Now that 2024 has come to a close it’s a good opportunity to review the year from a financial perspective. While all the analysis would suggest that it has been a very profitable year for dairy farming, most farmers say it didn’t feel like it for much of the year.

There’s no doubt but there is more volatility in dairy markets now than before, so skills around managing costs and profit is more important than ever. Getting a handle on costs is the first step to managing them. Looking at them over a number of years is better than looking at them for just one year as it shows trends.

Being able to compare costs on one farm to average costs within a discussion group, region or similar-sized farm is where the real value is, because then the question can be asked why is this cost higher or lower than the average or best? This is what happens in New Zealand and it works well.

In my view, costs should be worked out on a whole-farm basis (dairy, beef and replacements) on a c/l – or better still €/kg – MS basis. In other words, divide the total costs for, say, electricity or contractor by the total amount of litres or milk solids produced.
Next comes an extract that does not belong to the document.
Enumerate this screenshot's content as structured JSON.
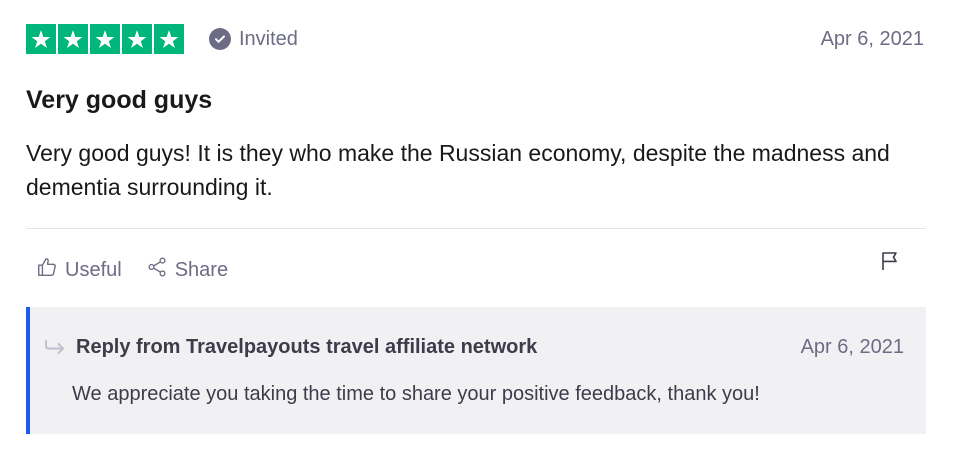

When looking at Teagasc profit monitor output sheets, just look at the whole-farm reports as they give a better picture than dairy only. Over the next few weeks, we hope to look at costs in more detail and how they can be reduced in 2025.

Fertiliser

Over the next few weeks attention will be turning to fertiliser for the spring. While costs have been relatively stable over the last few months, and considerably lower than this time last year, there is instability in the world. That doesn’t mean prices are going to go up or down, but it’s something to be aware of.
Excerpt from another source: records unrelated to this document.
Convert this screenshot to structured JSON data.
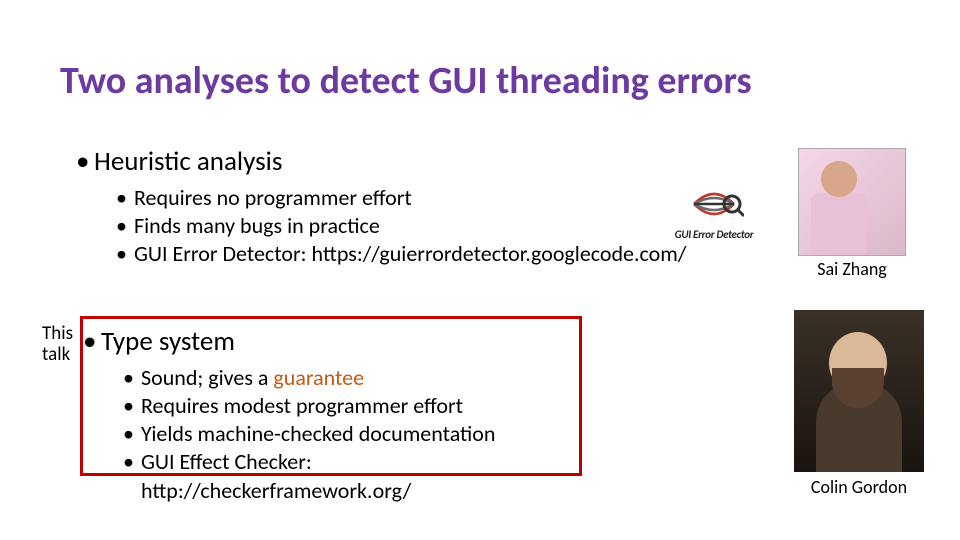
{
  "title": "Two analyses to detect GUI threading errors",
  "this_talk_label_line1": "This",
  "this_talk_label_line2": "talk",
  "heuristic": {
    "heading": "Heuristic analysis",
    "items": [
      "Requires no programmer effort",
      "Finds many bugs in practice",
      "GUI Error Detector:  https://guierrordetector.googlecode.com/"
    ]
  },
  "typesystem": {
    "heading": "Type system",
    "items": [
      {
        "pre": "Sound; gives a ",
        "em": "guarantee",
        "post": ""
      },
      {
        "pre": "Requires modest programmer effort",
        "em": "",
        "post": ""
      },
      {
        "pre": "Yields machine-checked documentation",
        "em": "",
        "post": ""
      },
      {
        "pre": "GUI Effect Checker:  http://checkerframework.org/",
        "em": "",
        "post": ""
      }
    ]
  },
  "logo_text": "GUI Error Detector",
  "captions": {
    "person1": "Sai Zhang",
    "person2": "Colin Gordon"
  }
}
It’s always good policy to have product on hand when you need it, and for those on drier land that means the first of the nitrogen should be applied when conditions are suitable in early February. There has been a lot of debate about protected urea over the last few months and there were certainly issues last year with the ability to spread properly.

The consensus seems to be that in many cases protected urea without other compounds included, such as sulphur or potash, spreads better as the bulk density is consistent. Some companies have found ways around spreading compounds by putting it all in the one granule and others report no issues, so it depends on who you talk to.

Silage quality

We saw last year how milk production tanked when cows were fed poor-quality silage due to poor grass growth in March, April and May. The same happened on some farms in August and September. There needs to be about six weeks’ worth of good-quality silage on hand for emergency use. This should be over and above what is needed for spring and autumn.

That corresponds to the equivalent of about 1.5 round bales of high-quality silage per cow. With silage stocks low, the temptation will be to generate bulk next summer. While it’s important to have quantity, having some quality on hand will also be key.